1. Der Umstand, daß bei einem mit erheblichem Aufwand instandgesetzten beruflich genutzten PKW eine Werterhöhung und eine Verlängerung der Nutzungsdauer eingetreten ist, rechtfertigt die Annahme von Herstellungsaufwand im allgemeinen nicht.

2. Zur Berücksichtigung von geringwertigen Wirtschaftsgütern bei Einkünften aus nichtselbständiger Arbeit.

 

Normenkette

EStG § 6 Abs. 2, § 9 Abs. 1 S. 1, Abs. 1 Nr. 7

 

Verfahrensgang

FG Berlin

 

Tatbestand

Der Kläger und Revisionskläger (Kläger), der nichtselbständig tätig ist, benutzte im Streitjahr 1977 seinen PKW Porsche, Baujahr 1965, überwiegend beruflich. In seiner Einkommensteuererklärung machte er Kfz-Kosten als Werbungskosten bei den Einkünften aus nichtselbständiger Arbeit geltend. Darin enthalten waren als Kfz-Reparaturkosten bezeichnete Aufwendungen, die der Kläger - vor einer zwischen den Beteiligten unstreitigen Kürzung um einen Privatanteil von 25 % - mit insgesamt 13 163,44 DM angab . . .

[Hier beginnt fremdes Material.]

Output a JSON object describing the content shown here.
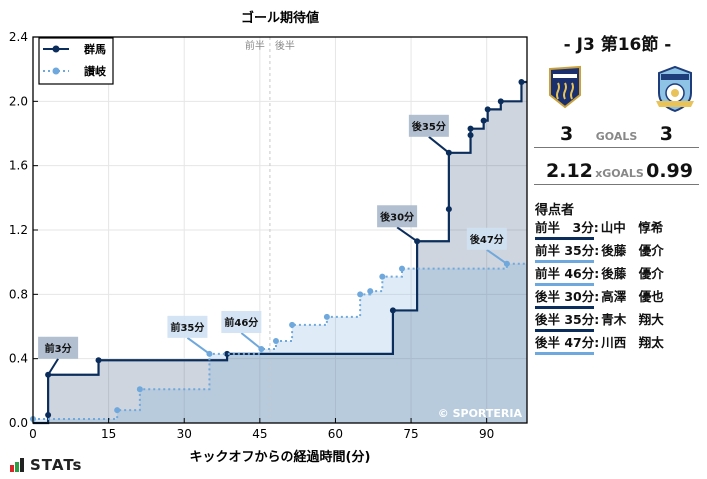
{
  "chart_data": {
    "type": "line",
    "subtype": "step",
    "title": "ゴール期待値",
    "xlabel": "キックオフからの経過時間(分)",
    "ylabel": "",
    "xlim": [
      0,
      98
    ],
    "ylim": [
      0,
      2.4
    ],
    "xticks": [
      0,
      15,
      30,
      45,
      60,
      75,
      90
    ],
    "yticks": [
      0.0,
      0.4,
      0.8,
      1.2,
      1.6,
      2.0,
      2.4
    ],
    "ytick_labels": [
      "0.0",
      "0.4",
      "0.8",
      "1.2",
      "1.6",
      "2.0",
      "2.4"
    ],
    "grid": true,
    "legend_position": "upper left",
    "half_marker": {
      "x": 47,
      "left_label": "前半",
      "right_label": "後半"
    },
    "series": [
      {
        "name": "群馬",
        "color": "#0b2d5b",
        "style": "solid",
        "points": [
          [
            0,
            0.0
          ],
          [
            3,
            0.05
          ],
          [
            3,
            0.3
          ],
          [
            13,
            0.39
          ],
          [
            38.5,
            0.43
          ],
          [
            71.4,
            0.7
          ],
          [
            76.2,
            1.13
          ],
          [
            82.5,
            1.33
          ],
          [
            82.5,
            1.68
          ],
          [
            86.8,
            1.79
          ],
          [
            86.8,
            1.83
          ],
          [
            89.4,
            1.88
          ],
          [
            90.2,
            1.95
          ],
          [
            92.8,
            2.0
          ],
          [
            96.9,
            2.12
          ],
          [
            98,
            2.12
          ]
        ],
        "goals": [
          {
            "x": 3,
            "y": 0.3,
            "label": "前3分"
          },
          {
            "x": 76.2,
            "y": 1.13,
            "label": "後30分"
          },
          {
            "x": 82.5,
            "y": 1.68,
            "label": "後35分"
          }
        ]
      },
      {
        "name": "讃岐",
        "color": "#6fa8dc",
        "style": "dotted",
        "points": [
          [
            0,
            0.025
          ],
          [
            16.7,
            0.08
          ],
          [
            21.2,
            0.21
          ],
          [
            35,
            0.43
          ],
          [
            45.3,
            0.46
          ],
          [
            48.2,
            0.51
          ],
          [
            51.4,
            0.61
          ],
          [
            58.3,
            0.66
          ],
          [
            64.9,
            0.8
          ],
          [
            66.9,
            0.82
          ],
          [
            69.3,
            0.91
          ],
          [
            73.2,
            0.96
          ],
          [
            94,
            0.99
          ],
          [
            98,
            0.99
          ]
        ],
        "goals": [
          {
            "x": 35,
            "y": 0.43,
            "label": "前35分"
          },
          {
            "x": 45.3,
            "y": 0.46,
            "label": "前46分"
          },
          {
            "x": 94,
            "y": 0.99,
            "label": "後47分"
          }
        ]
      }
    ],
    "annotation": "© SPORTERIA"
  },
  "match": {
    "title": "-  J3 第16節  -",
    "home": {
      "name": "群馬",
      "goals": "3",
      "xg": "2.12",
      "color": "#0b2d5b"
    },
    "away": {
      "name": "讃岐",
      "goals": "3",
      "xg": "0.99",
      "color": "#6fa8dc"
    },
    "goals_label": "GOALS",
    "xg_label": "xGOALS"
  },
  "scorers": {
    "title": "得点者",
    "items": [
      {
        "time": "前半　3分",
        "player": "山中　惇希",
        "team": "home"
      },
      {
        "time": "前半 35分",
        "player": "後藤　優介",
        "team": "away"
      },
      {
        "time": "前半 46分",
        "player": "後藤　優介",
        "team": "away"
      },
      {
        "time": "後半 30分",
        "player": "高澤　優也",
        "team": "home"
      },
      {
        "time": "後半 35分",
        "player": "青木　翔大",
        "team": "home"
      },
      {
        "time": "後半 47分",
        "player": "川西　翔太",
        "team": "away"
      }
    ]
  },
  "branding": {
    "stats_logo": "STATs",
    "icon": "bar-chart-icon"
  }
}
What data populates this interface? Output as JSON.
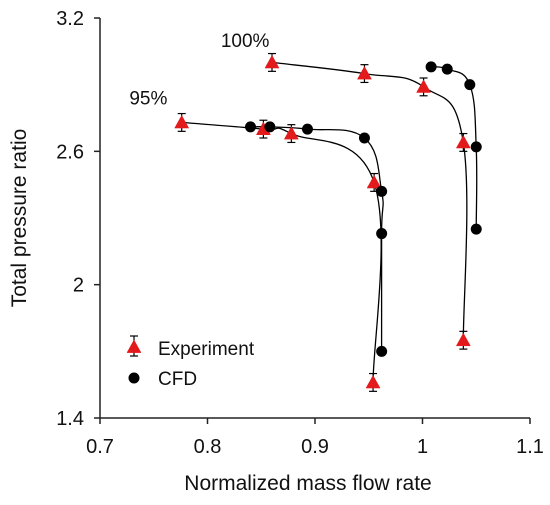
{
  "chart_data": {
    "type": "scatter",
    "title": "",
    "xlabel": "Normalized mass flow rate",
    "ylabel": "Total pressure ratio",
    "xlim": [
      0.7,
      1.1
    ],
    "ylim": [
      1.4,
      3.2
    ],
    "xticks": [
      "0.7",
      "0.8",
      "0.9",
      "1",
      "1.1"
    ],
    "yticks": [
      "1.4",
      "2",
      "2.6",
      "3.2"
    ],
    "grid": false,
    "legend": "bottom-left",
    "annotations": [
      {
        "text": "100%",
        "x": 0.835,
        "y": 3.07
      },
      {
        "text": "95%",
        "x": 0.745,
        "y": 2.81
      }
    ],
    "series": [
      {
        "name": "Experiment",
        "marker": "triangle",
        "color": "#e31a1c",
        "error_bar": 0.04,
        "groups": [
          {
            "line": "95%",
            "points": [
              [
                0.776,
                2.73
              ],
              [
                0.852,
                2.7
              ],
              [
                0.878,
                2.68
              ],
              [
                0.955,
                2.46
              ],
              [
                0.954,
                1.56
              ]
            ]
          },
          {
            "line": "100%",
            "points": [
              [
                0.86,
                3.0
              ],
              [
                0.946,
                2.95
              ],
              [
                1.001,
                2.89
              ],
              [
                1.038,
                2.64
              ],
              [
                1.038,
                1.75
              ]
            ]
          }
        ]
      },
      {
        "name": "CFD",
        "marker": "circle",
        "color": "#000000",
        "groups": [
          {
            "line": "95%",
            "points": [
              [
                0.84,
                2.71
              ],
              [
                0.858,
                2.71
              ],
              [
                0.893,
                2.7
              ],
              [
                0.946,
                2.66
              ],
              [
                0.962,
                2.42
              ],
              [
                0.962,
                2.23
              ],
              [
                0.962,
                1.7
              ]
            ]
          },
          {
            "line": "100%",
            "points": [
              [
                1.008,
                2.98
              ],
              [
                1.023,
                2.97
              ],
              [
                1.044,
                2.9
              ],
              [
                1.05,
                2.62
              ],
              [
                1.05,
                2.25
              ]
            ]
          }
        ]
      }
    ]
  }
}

Der Beklagte und Revisionsbeklagte (das Finanzamt - FA -) ging im angefochtenen Bescheid bei der Berechnung der Werbungskosten nur von 25 % der Reparaturkosten aus. Das FA nahm eine Verlängerung der Nutzungsdauer des Fahrzeugs an und verteilte die Kosten auf vier Jahre.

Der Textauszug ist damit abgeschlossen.